The Apple II allows to natively enter the ASCII code 0 via Ctrl-@. However so far get_key_if_available returned 0 in accumulator to signal that no key was pressed. In order to allow the Apple II get_key_if_available to return the ASCII code 0 in the accumulator I changed it to use the carry flag to signal that no key was pressed.
Because get_key_if_available needs of course to behave the same on all targets I changed the other implementations to use the carry flag too.
Unfortunately I don't know enough about input capabilities of the C64 to decide on how to best get Telnet65 to send ASCII code 0 there.
On the C64 the cursor is flashing (driven by a timer interrupt routine). So in order to have the cursor appear all it takes is to make sure that the interrupt routine:
- understands that it should actually work on the cursor
- has a correct understanding about what char is "under" the cursor
On the Apple II on the other hand the cursor has always to be actively drawn.
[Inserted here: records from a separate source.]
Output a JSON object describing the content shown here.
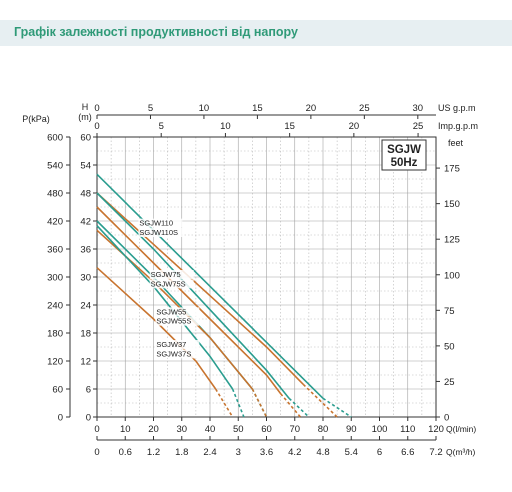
{
  "page_title": "Графік залежності продуктивності від напору",
  "chart_data": {
    "type": "line",
    "title": "SGJW",
    "subtitle": "50Hz",
    "xlabel": "Q(l/min)",
    "ylabel": "H (m)",
    "xlim": [
      0,
      120
    ],
    "ylim": [
      0,
      60
    ],
    "grid": true,
    "x_ticks": [
      "0",
      "10",
      "20",
      "30",
      "40",
      "50",
      "60",
      "70",
      "80",
      "90",
      "100",
      "110",
      "120"
    ],
    "y_ticks": [
      "0",
      "6",
      "12",
      "18",
      "24",
      "30",
      "36",
      "42",
      "48",
      "54",
      "60"
    ],
    "secondary_axes": {
      "kpa": {
        "label": "P(kPa)",
        "ticks": [
          "0",
          "60",
          "120",
          "180",
          "240",
          "300",
          "360",
          "420",
          "480",
          "540",
          "600"
        ]
      },
      "m": {
        "label1": "H",
        "label2": "(m)"
      },
      "us_gpm": {
        "label": "US g.p.m",
        "ticks": [
          "0",
          "5",
          "10",
          "15",
          "20",
          "25",
          "30"
        ]
      },
      "imp_gpm": {
        "label": "Imp.g.p.m",
        "ticks": [
          "0",
          "5",
          "10",
          "15",
          "20",
          "25"
        ]
      },
      "feet": {
        "label": "feet",
        "ticks": [
          "0",
          "25",
          "50",
          "75",
          "100",
          "125",
          "150",
          "175"
        ]
      },
      "m3h": {
        "label": "Q(m³/h)",
        "ticks": [
          "0",
          "0.6",
          "1.2",
          "1.8",
          "2.4",
          "3",
          "3.6",
          "4.2",
          "4.8",
          "5.4",
          "6",
          "6.6",
          "7.2"
        ]
      }
    },
    "series": [
      {
        "name": "SGJW110",
        "color": "#2a9d8f",
        "points": [
          [
            0,
            52
          ],
          [
            20,
            40
          ],
          [
            40,
            28
          ],
          [
            60,
            16
          ],
          [
            80,
            4
          ]
        ],
        "dashed": [
          [
            80,
            4
          ],
          [
            90,
            0
          ]
        ]
      },
      {
        "name": "SGJW110S",
        "color": "#c8742f",
        "points": [
          [
            0,
            48
          ],
          [
            20,
            37
          ],
          [
            40,
            26
          ],
          [
            60,
            15
          ],
          [
            73,
            7
          ]
        ],
        "dashed": [
          [
            73,
            7
          ],
          [
            85,
            0
          ]
        ]
      },
      {
        "name": "SGJW75",
        "color": "#2a9d8f",
        "points": [
          [
            0,
            48
          ],
          [
            20,
            36
          ],
          [
            40,
            23
          ],
          [
            60,
            10
          ],
          [
            68,
            4
          ]
        ],
        "dashed": [
          [
            68,
            4
          ],
          [
            75,
            0
          ]
        ]
      },
      {
        "name": "SGJW75S",
        "color": "#c8742f",
        "points": [
          [
            0,
            45
          ],
          [
            20,
            33
          ],
          [
            40,
            21
          ],
          [
            60,
            9
          ],
          [
            65,
            5
          ]
        ],
        "dashed": [
          [
            65,
            5
          ],
          [
            72,
            0
          ]
        ]
      },
      {
        "name": "SGJW55",
        "color": "#2a9d8f",
        "points": [
          [
            0,
            42
          ],
          [
            20,
            30
          ],
          [
            40,
            17
          ],
          [
            55,
            6
          ]
        ],
        "dashed": [
          [
            55,
            6
          ],
          [
            60,
            0
          ]
        ]
      },
      {
        "name": "SGJW55S",
        "color": "#c8742f",
        "points": [
          [
            0,
            40
          ],
          [
            20,
            29
          ],
          [
            40,
            17
          ],
          [
            55,
            6
          ]
        ],
        "dashed": [
          [
            55,
            6
          ],
          [
            60,
            0
          ]
        ]
      },
      {
        "name": "SGJW37",
        "color": "#2a9d8f",
        "points": [
          [
            0,
            41
          ],
          [
            20,
            28
          ],
          [
            40,
            13
          ],
          [
            48,
            6
          ]
        ],
        "dashed": [
          [
            48,
            6
          ],
          [
            52,
            0
          ]
        ]
      },
      {
        "name": "SGJW37S",
        "color": "#c8742f",
        "points": [
          [
            0,
            32
          ],
          [
            20,
            21
          ],
          [
            35,
            12
          ],
          [
            42,
            6
          ]
        ],
        "dashed": [
          [
            42,
            6
          ],
          [
            48,
            0
          ]
        ]
      }
    ],
    "curve_labels": [
      {
        "text": "SGJW110",
        "x": 15,
        "y": 41
      },
      {
        "text": "SGJW110S",
        "x": 15,
        "y": 39
      },
      {
        "text": "SGJW75",
        "x": 19,
        "y": 30
      },
      {
        "text": "SGJW75S",
        "x": 19,
        "y": 28
      },
      {
        "text": "SGJW55",
        "x": 21,
        "y": 22
      },
      {
        "text": "SGJW55S",
        "x": 21,
        "y": 20
      },
      {
        "text": "SGJW37",
        "x": 21,
        "y": 15
      },
      {
        "text": "SGJW37S",
        "x": 21,
        "y": 13
      }
    ]
  }
}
Therefore all the places where the C64 code just updates the char under the cursor the Apple II code needs to actually draw the cursor.
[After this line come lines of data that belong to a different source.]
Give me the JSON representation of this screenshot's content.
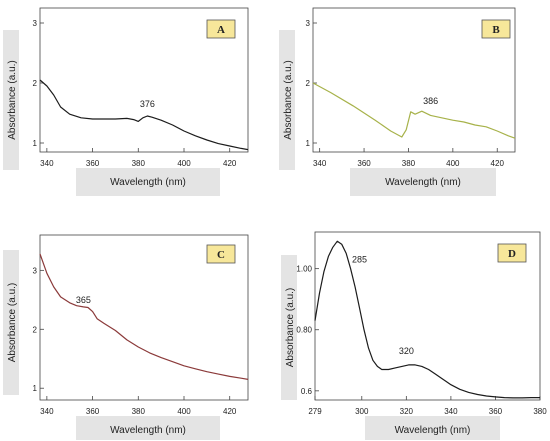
{
  "chart_data": [
    {
      "type": "line",
      "panel_label": "A",
      "xlabel": "Wavelength (nm)",
      "ylabel": "Absorbance (a.u.)",
      "xlim": [
        337,
        428
      ],
      "ylim": [
        0.85,
        3.25
      ],
      "x_ticks": [
        340,
        360,
        380,
        400,
        420
      ],
      "y_ticks": [
        1,
        2,
        3
      ],
      "annotations": [
        {
          "text": "376",
          "x": 384,
          "y": 1.6
        }
      ],
      "series": [
        {
          "color": "#1c1c1c",
          "x": [
            337,
            340,
            343,
            346,
            350,
            355,
            360,
            365,
            370,
            375,
            378,
            380,
            382,
            384,
            386,
            390,
            395,
            400,
            405,
            410,
            415,
            420,
            425,
            428
          ],
          "y": [
            2.05,
            1.95,
            1.8,
            1.6,
            1.48,
            1.42,
            1.4,
            1.4,
            1.4,
            1.41,
            1.39,
            1.36,
            1.42,
            1.45,
            1.43,
            1.38,
            1.3,
            1.2,
            1.12,
            1.05,
            0.99,
            0.95,
            0.91,
            0.89
          ]
        }
      ]
    },
    {
      "type": "line",
      "panel_label": "B",
      "xlabel": "Wavelength (nm)",
      "ylabel": "Absorbance (a.u.)",
      "xlim": [
        337,
        428
      ],
      "ylim": [
        0.85,
        3.25
      ],
      "x_ticks": [
        340,
        360,
        380,
        400,
        420
      ],
      "y_ticks": [
        1,
        2,
        3
      ],
      "annotations": [
        {
          "text": "386",
          "x": 390,
          "y": 1.65
        }
      ],
      "series": [
        {
          "color": "#a7b24a",
          "x": [
            337,
            345,
            355,
            365,
            372,
            377,
            379,
            381,
            383,
            386,
            390,
            395,
            400,
            405,
            410,
            415,
            420,
            425,
            428
          ],
          "y": [
            2.0,
            1.84,
            1.62,
            1.38,
            1.2,
            1.1,
            1.22,
            1.52,
            1.48,
            1.53,
            1.46,
            1.42,
            1.38,
            1.35,
            1.3,
            1.27,
            1.2,
            1.12,
            1.08
          ]
        }
      ]
    },
    {
      "type": "line",
      "panel_label": "C",
      "xlabel": "Wavelength (nm)",
      "ylabel": "Absorbance (a.u.)",
      "xlim": [
        337,
        428
      ],
      "ylim": [
        0.8,
        3.6
      ],
      "x_ticks": [
        340,
        360,
        380,
        400,
        420
      ],
      "y_ticks": [
        1,
        2,
        3
      ],
      "annotations": [
        {
          "text": "365",
          "x": 356,
          "y": 2.45
        }
      ],
      "series": [
        {
          "color": "#8b3a3a",
          "x": [
            337,
            340,
            343,
            346,
            350,
            353,
            356,
            358,
            360,
            362,
            365,
            370,
            375,
            380,
            385,
            390,
            395,
            400,
            405,
            410,
            415,
            420,
            425,
            428
          ],
          "y": [
            3.28,
            2.95,
            2.72,
            2.55,
            2.45,
            2.4,
            2.38,
            2.37,
            2.3,
            2.18,
            2.1,
            1.98,
            1.82,
            1.7,
            1.6,
            1.52,
            1.45,
            1.38,
            1.33,
            1.28,
            1.24,
            1.2,
            1.17,
            1.15
          ]
        }
      ]
    },
    {
      "type": "line",
      "panel_label": "D",
      "xlabel": "Wavelength (nm)",
      "ylabel": "Absorbance (a.u.)",
      "xlim": [
        279,
        380
      ],
      "ylim": [
        0.57,
        1.12
      ],
      "x_ticks": [
        279,
        300,
        320,
        340,
        360,
        380
      ],
      "x_tick_labels": [
        "279",
        "300",
        "320",
        "340",
        "360",
        "380"
      ],
      "y_ticks": [
        0.6,
        0.8,
        1.0
      ],
      "y_tick_labels": [
        "0.6",
        "0.80",
        "1.00"
      ],
      "annotations": [
        {
          "text": "285",
          "x": 299,
          "y": 1.02
        },
        {
          "text": "320",
          "x": 320,
          "y": 0.72
        }
      ],
      "series": [
        {
          "color": "#1c1c1c",
          "x": [
            279,
            281,
            283,
            285,
            287,
            289,
            291,
            293,
            295,
            297,
            299,
            301,
            303,
            305,
            307,
            309,
            312,
            315,
            318,
            321,
            324,
            327,
            330,
            333,
            336,
            340,
            344,
            348,
            352,
            356,
            360,
            364,
            368,
            372,
            376,
            380
          ],
          "y": [
            0.83,
            0.92,
            0.99,
            1.04,
            1.07,
            1.09,
            1.08,
            1.05,
            1.0,
            0.94,
            0.87,
            0.8,
            0.74,
            0.7,
            0.68,
            0.67,
            0.67,
            0.675,
            0.68,
            0.685,
            0.685,
            0.68,
            0.67,
            0.655,
            0.64,
            0.62,
            0.605,
            0.595,
            0.588,
            0.583,
            0.58,
            0.578,
            0.577,
            0.577,
            0.578,
            0.578
          ]
        }
      ]
    }
  ]
}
We learned this the hard way with 'nvi'. When pressing <enter> in insert mode it sends the following data:
0d 00 1b 5b 31 42 1b 5b 4b
This means to return the cursor (to col 1), do nothing, then move it down 1 row and finally remove all chars from the cursor to the end of the line. The latter is one of the instances requiring to actively redraw the cursor (when set to be visible) as it was removed (when set to be visible).
Apple II: The MouseText chars only allow for a partial representation of the VT100 Special Graphics glyphs. Additionally the MouseText chars are not available for reversed video.
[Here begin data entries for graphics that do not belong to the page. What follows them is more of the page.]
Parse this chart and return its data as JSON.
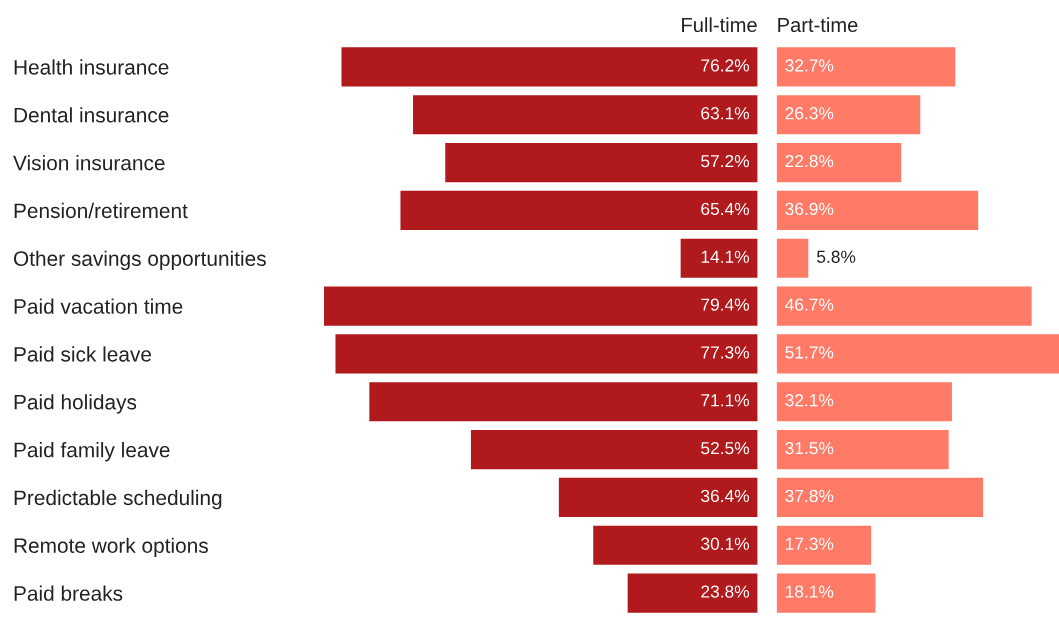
{
  "chart_data": [
    {
      "type": "bar",
      "orientation": "horizontal",
      "title": "Full-time",
      "categories": [
        "Health insurance",
        "Dental insurance",
        "Vision insurance",
        "Pension/retirement",
        "Other savings opportunities",
        "Paid vacation time",
        "Paid sick leave",
        "Paid holidays",
        "Paid family leave",
        "Predictable scheduling",
        "Remote work options",
        "Paid breaks"
      ],
      "series": [
        {
          "color": "#b01a1d",
          "values": [
            76.2,
            63.1,
            57.2,
            65.4,
            14.1,
            79.4,
            77.3,
            71.1,
            52.5,
            36.4,
            30.1,
            23.8
          ],
          "value_labels": [
            "76.2%",
            "63.1%",
            "57.2%",
            "65.4%",
            "14.1%",
            "79.4%",
            "77.3%",
            "71.1%",
            "52.5%",
            "36.4%",
            "30.1%",
            "23.8%"
          ]
        }
      ]
    },
    {
      "type": "bar",
      "orientation": "horizontal",
      "title": "Part-time",
      "categories": [
        null,
        null,
        null,
        null,
        null,
        null,
        null,
        null,
        null,
        null,
        null,
        null
      ],
      "series": [
        {
          "color": "#ff7b67",
          "values": [
            32.7,
            26.3,
            22.8,
            36.9,
            5.8,
            46.7,
            51.7,
            32.1,
            31.5,
            37.8,
            17.3,
            18.1
          ],
          "value_labels": [
            "32.7%",
            "26.3%",
            "22.8%",
            "36.9%",
            "5.8%",
            "46.7%",
            "51.7%",
            "32.1%",
            "31.5%",
            "37.8%",
            "17.3%",
            "18.1%"
          ]
        }
      ]
    }
  ]
}
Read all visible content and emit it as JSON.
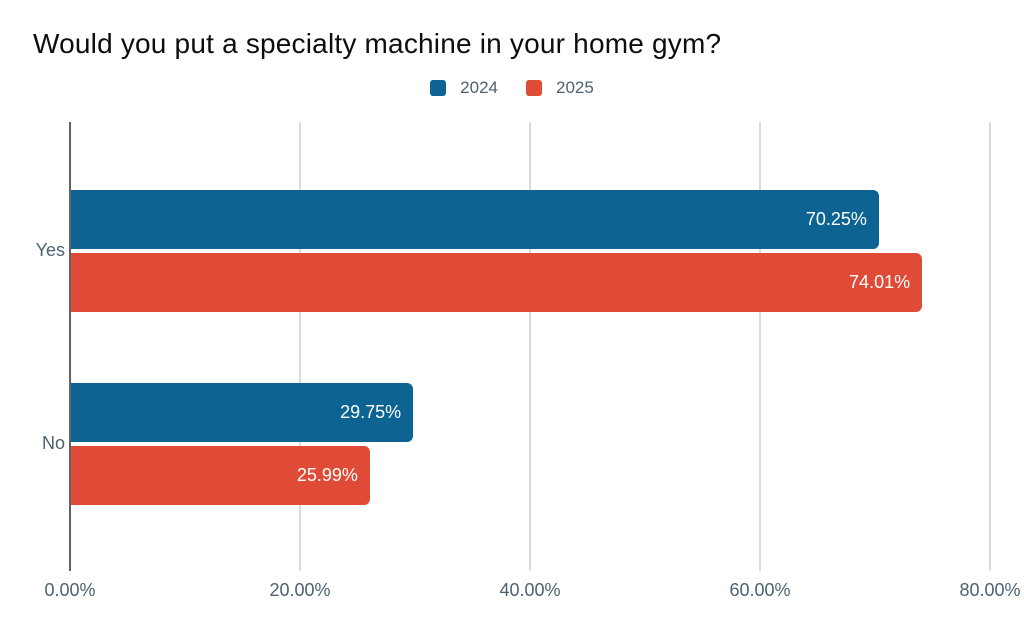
{
  "title": "Would you put a specialty machine in your home gym?",
  "legend": {
    "items": [
      {
        "label": "2024",
        "color": "#0d6493"
      },
      {
        "label": "2025",
        "color": "#e04b38"
      }
    ]
  },
  "chart_data": {
    "type": "bar",
    "orientation": "horizontal",
    "title": "Would you put a specialty machine in your home gym?",
    "categories": [
      "Yes",
      "No"
    ],
    "series": [
      {
        "name": "2024",
        "color": "#0d6493",
        "values": [
          70.25,
          29.75
        ],
        "labels": [
          "70.25%",
          "29.75%"
        ]
      },
      {
        "name": "2025",
        "color": "#e04b38",
        "values": [
          74.01,
          25.99
        ],
        "labels": [
          "74.01%",
          "25.99%"
        ]
      }
    ],
    "xlabel": "",
    "ylabel": "",
    "xlim": [
      0,
      80
    ],
    "x_tick_values": [
      0,
      20,
      40,
      60,
      80
    ],
    "x_ticks": [
      "0.00%",
      "20.00%",
      "40.00%",
      "60.00%",
      "80.00%"
    ],
    "grid": "vertical",
    "legend_position": "top",
    "value_label_position": "inside-end",
    "value_label_color": "#ffffff",
    "axis_text_color": "#4d6271",
    "gridline_color": "#dcdcdc",
    "axis_line_color": "#636363",
    "background_color": "#ffffff"
  }
}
C64: The VT100 Special Graphics repurposes the ASCII(!) code points $60-$7f. And the C64 custom font used places them on the same code points. Therefore it makes sense to "tunnel" them through the usual ASCII->PETSCII->ScreenCode processing pipeline by moving them as-is to otherwise unused PETSCII code points ($80-$9f).
The reverse characters of the alternate char set are place in a somewhat strange arrangement in the Apple II character ROM. This is because of backward compatibility with the standard char set. Therefore it seems more efficient and hopefully easier to understand to use a table to select them.
http://vt100.net/docs/vt100-ug/table3-6.html says that ESC O A..D is to be send if Cursor Key Mode is set and http://vt100.net/docs/vt100-ug/chapter3.html says "A mode is considered set until it is reset by a reset mode (RM) control sequence.". So ESC O A..D is the default.
Beside this spec perspective sending ESC O A..D instead of ESC [ A..D makes i.e. aptitude and midnight commander work out-of-the-box.
The file telnet.s in the 'ip65' directory for sure wasn't belonging into a library as it contained a main loop. So I introduced an 'apps' directory for actual apps coming with IP65. The file telnet.s was moved to apps, renamed telnet65.s and heavily modified.
The file c64vt100.s was made up from several files taken from CaTer (www.opppf.de/Cater) and adjusted for the new use case. The was done before for KIPPERTERM. However this time I deliberately avoided unnecessary code reformatting to allow for as easy as possible integration of potential upcoming changes in CaTer.
The file a2vt100.s was copied from c64vt100.s and adjusted to the monochrome 80 column screen of the Apple //e. Again unnecessary code changes were avoided to allow to easily merge upcoming changes from c64vt100.s.
The files atrvt100.s and vic20vt100.s are for now just dummies to allow to successfully link Telnet65. Work for an actually functional Telnet65 would start with a copy of c64vt100.s (as it was done with a2vt100.s).